Doch wenn diese wunderbaren Dinge auch überwiegen, mehren sich mit den Seiten ebenfalls ernüchternde Aufzeichnungen von Erlebnissen, die einen nun gar nicht überraschen (Deutsche Zuggäste beschweren sich über Bahn und BRD? ach.). Und dass er sich unter den DDR-Begriffen gerade um das Verblitzen bemüht und nicht etwa um die doch viel gemütlichere und begrifflich entzückende Brauselimonade „Leninschweiß“, enthüllt eine Schwachstelle. Von Publikationsverbot getroffen und aus der DDR emigriert, ist ihm wohl nicht nach Beleuchtung etwaiger realexistierender DDR-Gemütlichkeiten.
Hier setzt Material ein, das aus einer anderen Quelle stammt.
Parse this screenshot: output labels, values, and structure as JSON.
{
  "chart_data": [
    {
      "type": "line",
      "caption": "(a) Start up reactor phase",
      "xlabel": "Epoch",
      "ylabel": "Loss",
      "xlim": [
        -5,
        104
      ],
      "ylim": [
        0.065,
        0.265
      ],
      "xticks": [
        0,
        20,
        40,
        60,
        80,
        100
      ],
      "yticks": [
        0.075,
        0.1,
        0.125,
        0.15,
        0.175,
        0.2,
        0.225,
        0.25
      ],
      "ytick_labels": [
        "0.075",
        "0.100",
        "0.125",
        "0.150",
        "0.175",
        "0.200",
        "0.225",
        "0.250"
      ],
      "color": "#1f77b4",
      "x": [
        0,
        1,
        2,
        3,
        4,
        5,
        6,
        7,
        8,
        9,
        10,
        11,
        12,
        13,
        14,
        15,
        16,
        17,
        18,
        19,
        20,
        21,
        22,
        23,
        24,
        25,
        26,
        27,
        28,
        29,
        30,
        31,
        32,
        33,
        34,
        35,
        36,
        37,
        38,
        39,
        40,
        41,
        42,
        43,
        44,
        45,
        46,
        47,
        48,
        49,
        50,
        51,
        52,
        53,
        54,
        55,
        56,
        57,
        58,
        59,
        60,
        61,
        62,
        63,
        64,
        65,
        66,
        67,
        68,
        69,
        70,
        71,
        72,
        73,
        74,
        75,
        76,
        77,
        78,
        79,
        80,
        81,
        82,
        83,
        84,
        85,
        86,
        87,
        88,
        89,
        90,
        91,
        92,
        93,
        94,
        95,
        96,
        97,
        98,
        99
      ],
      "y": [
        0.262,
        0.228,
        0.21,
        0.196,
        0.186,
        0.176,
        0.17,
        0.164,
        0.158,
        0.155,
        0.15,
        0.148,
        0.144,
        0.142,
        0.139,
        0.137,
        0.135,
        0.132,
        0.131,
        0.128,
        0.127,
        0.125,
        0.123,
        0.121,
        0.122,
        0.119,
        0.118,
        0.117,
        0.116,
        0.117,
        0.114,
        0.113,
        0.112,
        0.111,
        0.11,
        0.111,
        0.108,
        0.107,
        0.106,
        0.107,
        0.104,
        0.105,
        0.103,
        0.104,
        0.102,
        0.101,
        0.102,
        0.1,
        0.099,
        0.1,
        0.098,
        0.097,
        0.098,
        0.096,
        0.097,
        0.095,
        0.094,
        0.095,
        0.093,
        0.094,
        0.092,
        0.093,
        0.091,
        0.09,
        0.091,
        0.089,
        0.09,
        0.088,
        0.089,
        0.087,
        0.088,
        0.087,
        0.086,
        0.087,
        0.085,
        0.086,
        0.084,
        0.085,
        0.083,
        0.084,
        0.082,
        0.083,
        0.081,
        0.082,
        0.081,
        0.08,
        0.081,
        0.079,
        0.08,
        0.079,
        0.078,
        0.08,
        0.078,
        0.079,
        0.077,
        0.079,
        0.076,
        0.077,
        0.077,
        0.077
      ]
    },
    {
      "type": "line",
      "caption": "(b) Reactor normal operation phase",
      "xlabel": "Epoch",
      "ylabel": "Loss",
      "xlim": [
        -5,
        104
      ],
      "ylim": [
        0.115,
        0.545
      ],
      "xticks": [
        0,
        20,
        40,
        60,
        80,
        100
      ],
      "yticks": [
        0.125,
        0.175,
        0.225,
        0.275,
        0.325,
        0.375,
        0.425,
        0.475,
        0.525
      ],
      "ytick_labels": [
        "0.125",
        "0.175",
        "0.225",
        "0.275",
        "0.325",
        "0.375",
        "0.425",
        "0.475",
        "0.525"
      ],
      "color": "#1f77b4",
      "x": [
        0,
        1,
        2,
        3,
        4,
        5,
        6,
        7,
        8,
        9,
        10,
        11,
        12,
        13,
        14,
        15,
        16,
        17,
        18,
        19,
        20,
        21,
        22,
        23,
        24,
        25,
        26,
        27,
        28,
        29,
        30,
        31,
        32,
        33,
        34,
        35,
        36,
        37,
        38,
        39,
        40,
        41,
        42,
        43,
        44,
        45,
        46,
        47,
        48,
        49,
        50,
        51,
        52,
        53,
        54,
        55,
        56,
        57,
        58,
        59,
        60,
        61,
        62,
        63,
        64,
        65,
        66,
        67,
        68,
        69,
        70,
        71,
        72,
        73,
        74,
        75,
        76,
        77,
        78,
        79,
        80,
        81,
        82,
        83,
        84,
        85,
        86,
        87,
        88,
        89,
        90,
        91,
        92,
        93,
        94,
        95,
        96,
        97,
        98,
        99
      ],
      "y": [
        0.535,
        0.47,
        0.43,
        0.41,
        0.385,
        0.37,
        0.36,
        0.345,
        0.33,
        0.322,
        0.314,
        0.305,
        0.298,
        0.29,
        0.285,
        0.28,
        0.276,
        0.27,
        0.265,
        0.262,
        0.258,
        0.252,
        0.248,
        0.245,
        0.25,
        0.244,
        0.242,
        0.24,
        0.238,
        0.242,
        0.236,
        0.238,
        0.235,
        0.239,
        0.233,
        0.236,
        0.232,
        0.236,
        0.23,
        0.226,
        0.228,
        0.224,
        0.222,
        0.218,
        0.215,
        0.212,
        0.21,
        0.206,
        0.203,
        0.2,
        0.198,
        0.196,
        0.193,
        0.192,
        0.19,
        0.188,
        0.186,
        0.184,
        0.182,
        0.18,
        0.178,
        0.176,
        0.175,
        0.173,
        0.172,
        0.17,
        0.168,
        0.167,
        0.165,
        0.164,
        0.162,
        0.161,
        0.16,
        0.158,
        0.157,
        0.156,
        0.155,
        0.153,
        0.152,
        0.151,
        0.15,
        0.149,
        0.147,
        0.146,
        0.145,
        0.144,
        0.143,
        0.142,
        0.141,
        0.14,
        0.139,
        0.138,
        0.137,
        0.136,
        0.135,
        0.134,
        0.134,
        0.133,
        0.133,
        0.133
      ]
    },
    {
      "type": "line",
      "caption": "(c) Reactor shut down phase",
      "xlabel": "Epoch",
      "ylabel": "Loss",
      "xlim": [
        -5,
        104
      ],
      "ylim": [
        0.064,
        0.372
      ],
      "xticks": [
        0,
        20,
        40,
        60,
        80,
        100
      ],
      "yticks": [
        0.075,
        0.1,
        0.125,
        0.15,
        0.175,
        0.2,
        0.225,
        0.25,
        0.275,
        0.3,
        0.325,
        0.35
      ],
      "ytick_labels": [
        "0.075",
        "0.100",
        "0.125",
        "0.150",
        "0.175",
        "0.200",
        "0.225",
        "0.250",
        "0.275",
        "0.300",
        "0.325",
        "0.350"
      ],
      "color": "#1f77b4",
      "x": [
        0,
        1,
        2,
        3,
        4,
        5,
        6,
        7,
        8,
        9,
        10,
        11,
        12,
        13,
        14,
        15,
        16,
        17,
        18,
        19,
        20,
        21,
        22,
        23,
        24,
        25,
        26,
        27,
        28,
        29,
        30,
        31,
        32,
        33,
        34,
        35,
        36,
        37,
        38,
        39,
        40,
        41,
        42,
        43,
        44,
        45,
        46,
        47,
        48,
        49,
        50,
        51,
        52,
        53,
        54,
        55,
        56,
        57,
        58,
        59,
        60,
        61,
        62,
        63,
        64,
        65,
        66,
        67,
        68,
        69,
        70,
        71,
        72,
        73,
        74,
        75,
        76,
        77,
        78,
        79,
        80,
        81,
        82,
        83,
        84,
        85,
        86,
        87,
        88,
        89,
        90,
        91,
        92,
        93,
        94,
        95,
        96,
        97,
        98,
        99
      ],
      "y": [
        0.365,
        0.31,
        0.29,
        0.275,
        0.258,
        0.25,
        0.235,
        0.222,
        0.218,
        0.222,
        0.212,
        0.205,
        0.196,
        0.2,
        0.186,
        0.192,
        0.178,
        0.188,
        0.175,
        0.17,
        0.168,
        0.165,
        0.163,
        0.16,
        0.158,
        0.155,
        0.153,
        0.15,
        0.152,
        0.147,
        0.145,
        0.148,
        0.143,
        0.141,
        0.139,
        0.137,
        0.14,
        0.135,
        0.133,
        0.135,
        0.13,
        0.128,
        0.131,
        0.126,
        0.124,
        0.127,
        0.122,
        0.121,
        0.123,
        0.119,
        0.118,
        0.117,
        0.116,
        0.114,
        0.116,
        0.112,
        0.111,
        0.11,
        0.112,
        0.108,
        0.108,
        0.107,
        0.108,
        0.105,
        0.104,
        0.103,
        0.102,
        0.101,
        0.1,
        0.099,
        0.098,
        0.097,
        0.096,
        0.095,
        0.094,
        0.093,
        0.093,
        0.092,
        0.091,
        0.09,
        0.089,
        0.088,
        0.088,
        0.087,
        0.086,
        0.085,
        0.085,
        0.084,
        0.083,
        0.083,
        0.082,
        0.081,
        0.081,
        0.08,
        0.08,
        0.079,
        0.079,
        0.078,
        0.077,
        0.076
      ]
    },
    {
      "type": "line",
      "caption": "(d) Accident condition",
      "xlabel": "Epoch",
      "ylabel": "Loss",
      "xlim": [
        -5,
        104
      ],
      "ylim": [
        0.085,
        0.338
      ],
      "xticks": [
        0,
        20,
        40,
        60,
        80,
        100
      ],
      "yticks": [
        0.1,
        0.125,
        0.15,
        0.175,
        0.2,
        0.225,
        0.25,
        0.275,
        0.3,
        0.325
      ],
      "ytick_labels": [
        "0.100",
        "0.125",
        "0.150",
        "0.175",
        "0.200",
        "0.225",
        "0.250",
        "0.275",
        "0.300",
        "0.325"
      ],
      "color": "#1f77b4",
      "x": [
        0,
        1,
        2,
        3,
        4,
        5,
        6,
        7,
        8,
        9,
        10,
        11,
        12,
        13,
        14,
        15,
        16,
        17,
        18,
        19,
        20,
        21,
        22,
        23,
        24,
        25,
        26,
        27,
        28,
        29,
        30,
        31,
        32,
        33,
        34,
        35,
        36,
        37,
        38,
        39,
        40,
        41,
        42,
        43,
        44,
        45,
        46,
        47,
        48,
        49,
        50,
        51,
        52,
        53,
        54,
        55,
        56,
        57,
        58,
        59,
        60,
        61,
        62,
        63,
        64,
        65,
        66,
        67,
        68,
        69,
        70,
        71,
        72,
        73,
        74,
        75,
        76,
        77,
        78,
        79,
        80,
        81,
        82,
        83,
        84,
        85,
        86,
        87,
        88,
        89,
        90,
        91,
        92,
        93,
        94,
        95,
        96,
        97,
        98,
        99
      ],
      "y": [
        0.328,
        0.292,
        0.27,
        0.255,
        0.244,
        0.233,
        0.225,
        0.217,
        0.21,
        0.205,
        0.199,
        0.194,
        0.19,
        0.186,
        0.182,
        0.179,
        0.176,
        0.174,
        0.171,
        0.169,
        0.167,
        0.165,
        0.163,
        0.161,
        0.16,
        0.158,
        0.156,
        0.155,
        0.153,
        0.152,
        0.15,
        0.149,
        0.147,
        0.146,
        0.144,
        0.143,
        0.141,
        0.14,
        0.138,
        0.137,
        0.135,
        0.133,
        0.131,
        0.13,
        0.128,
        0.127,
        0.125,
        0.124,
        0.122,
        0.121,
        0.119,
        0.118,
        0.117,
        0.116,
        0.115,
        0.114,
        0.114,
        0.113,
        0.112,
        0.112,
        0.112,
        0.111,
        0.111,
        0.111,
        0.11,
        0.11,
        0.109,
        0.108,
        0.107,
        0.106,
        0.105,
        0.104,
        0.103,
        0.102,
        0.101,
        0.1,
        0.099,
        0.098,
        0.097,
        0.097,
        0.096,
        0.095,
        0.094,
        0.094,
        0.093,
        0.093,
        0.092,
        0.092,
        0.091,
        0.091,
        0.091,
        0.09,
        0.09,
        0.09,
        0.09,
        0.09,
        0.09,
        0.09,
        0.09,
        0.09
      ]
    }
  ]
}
Hegewald kritisiert die DDR mit scheinbar nicht zu brechendem Enthusiasmus – ebenso wie ihr Bild im gesamtdeutschen linksliberalen Feuilleton. Bei all seiner wachen Kritik am Status Quo des Denkens schießt sich der Kämpfer für die Differenz und die verspielten Möglichkeiten
hier ein Eigentor. Seine Position wirkt starr. Jenseits ostalgischer Verklärung ist Kritik am Hergang der Wiedervereinigung angebracht – wie auch die Festellung, dass die Ekstase der ersten „Hallelujah-DMark“- Rufe ziemlich nachgelassen hat – und macht einen nicht, wie der Autor nahelegt, zum landsmannschaftlichen Revanchisten. Dabei pflegt Hegewald doch ansonsten eine so bemerkenswerte Taktik der Enttäuschung. Denn genau wie alles Wissen private Metaphorik ist, so ist auch Wahrnehmung immer schon Interpretation und muss hinterfragt werden.

So begeistert man von diesem kleinen Bändchen ist, man gewöhnt sich ein bisschen an seine Art des Ungewohnten. Nicht alles bleibt hängen, nicht alles hat philosophisches Potential, manches eignet sich einfach dazu, bei der nächsten Party ausgeplaudert zu werden (was ja auch sehr schön ist), aber die Beobachtungen Hegewalds erinnern dennoch an eine Aphorismensammlung, die man immer wieder – auch nur stückchenweise! – und vielleicht auch am Liebsten von hinten lesen kann. Vieles möchte man sofort notieren, weil es so gut gesagt, so aufmerksam gesehen ist. Und das Tolle dabei: Es ist
bereits notiert und man kann einfach wieder aufblättern.